Un lienzo: hombre escala montaña
«Ascension III» de la serie «Ascension et chute», óleo sobre lienzo de Ferdinand Hodler (1894). Keystone

En los Alpes, todo nuevo proyecto de puente colgante o de plataforma panorámica suscita inmediatamente una oleada de críticas: las montañas se estarían convirtiendo en un parque de diversión y se estarían vendiendo al negocio del espectáculo. No obstante, la inversión tecnológica es inherente a la experiencia turística, y los propios pioneros del alpinismo eran amantes de las emociones fuertes.

No tiene por qué ser una capilla drive-in a orillas de una pista de esquí, un zoológico de pingüinos encaramado en una cumbre de 2 500 metros de altura, ni la escalera más larga del mundo: incluso proyectos mucho menos estrafalarios suscitan una oleada de descontento. El verano pasado, Rigi Plus, una organización que agrupa a dos docenas de empresas turísticas, dio a conocer su plan maestro: doscientas páginas, en las que el monte Rigi se presenta como un “área de experiencias” con un “posicionamiento sostenible”. La idea consiste en proponer actividades más atractivas para los visitantes de esta montaña que posee una larga tradición panorámica, y mejores perspectivas económicas para los operadores. Las propuestas incluyen un nuevo sitio web, una identidad de marca homogénea, así como la posibilidad de reservar cualquier destino en el área.

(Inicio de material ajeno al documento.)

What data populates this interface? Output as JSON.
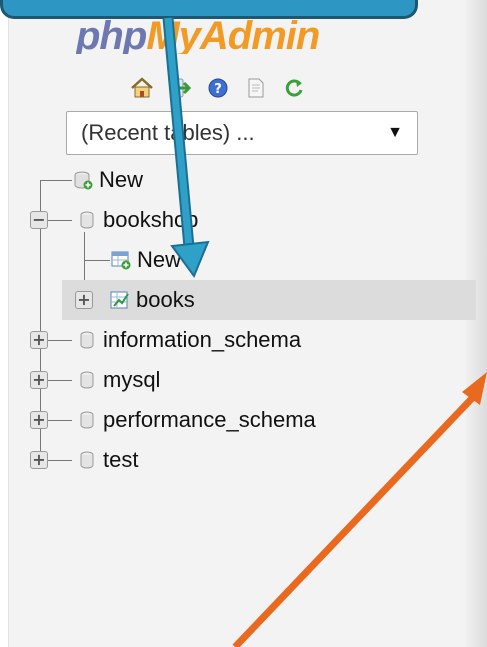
{
  "logo": {
    "part1": "php",
    "part2": "MyAdmin"
  },
  "toolbar": {
    "icons": [
      "home-icon",
      "logout-icon",
      "help-icon",
      "docs-icon",
      "reload-icon"
    ]
  },
  "recent_select": {
    "value": "(Recent tables) ...",
    "caret": "▼"
  },
  "tree": {
    "new_db": "New",
    "databases": [
      {
        "name": "bookshop",
        "expanded": true,
        "toggle": "−"
      },
      {
        "name": "information_schema",
        "expanded": false,
        "toggle": "+"
      },
      {
        "name": "mysql",
        "expanded": false,
        "toggle": "+"
      },
      {
        "name": "performance_schema",
        "expanded": false,
        "toggle": "+"
      },
      {
        "name": "test",
        "expanded": false,
        "toggle": "+"
      }
    ],
    "bookshop_children": {
      "new_table": "New",
      "tables": [
        {
          "name": "books",
          "toggle": "+",
          "selected": true
        }
      ]
    }
  },
  "colors": {
    "logo_php": "#6c78af",
    "logo_admin": "#f29a24",
    "callout": "#2e96c2",
    "arrow_blue": "#2fa0c8",
    "arrow_orange": "#e9691f",
    "selected_row": "#dcdcdc"
  }
}
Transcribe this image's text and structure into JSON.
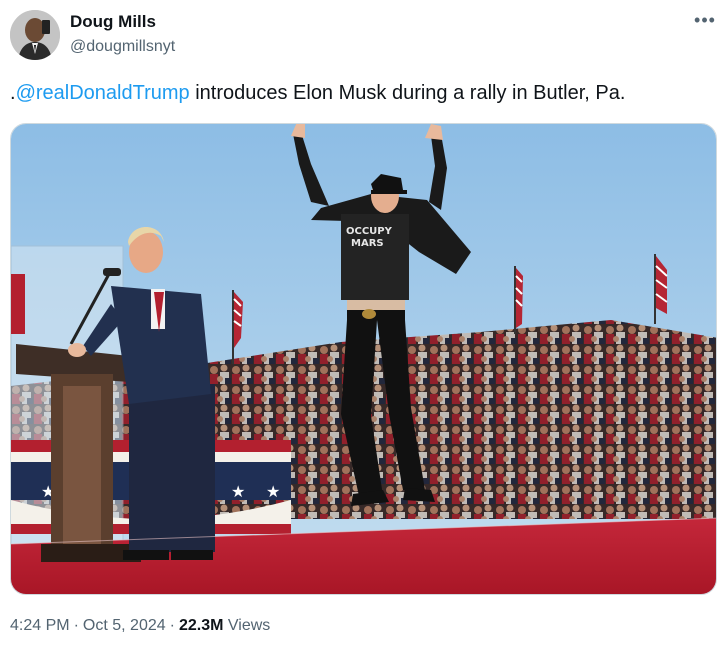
{
  "author": {
    "name": "Doug Mills",
    "handle": "@dougmillsnyt"
  },
  "more_icon": "more-horizontal-icon",
  "tweet": {
    "prefix": ".",
    "mention": "@realDonaldTrump",
    "body": " introduces Elon Musk during a rally in Butler, Pa."
  },
  "image": {
    "shirt_text_top": "OCCUPY",
    "shirt_text_bottom": "MARS"
  },
  "meta": {
    "time": "4:24 PM",
    "separator": "·",
    "date": "Oct 5, 2024",
    "views_count": "22.3M",
    "views_label": "Views"
  },
  "colors": {
    "link": "#1d9bf0",
    "secondary_text": "#536471",
    "stage_red": "#c81e2e",
    "sky": "#9fc6e6"
  }
}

Pero eso no es todo. “Ascender hasta la cumbre y disfrutar del panorama desde lo alto ya no basta en la actualidad”, explica Stefan Otz, Director General de Ferrocarriles Rigi, la empresa más grande de esa montaña. Lo trajeron de Interlaken, donde era director de turismo; su misión es dar un nuevo impulso al Rigi. Otz habla de “puestas en escena”, propone construir un hotel de cabañas en los árboles, una torre mirador en forma de piña y un chalet con una destilería y una quesería abierta al público.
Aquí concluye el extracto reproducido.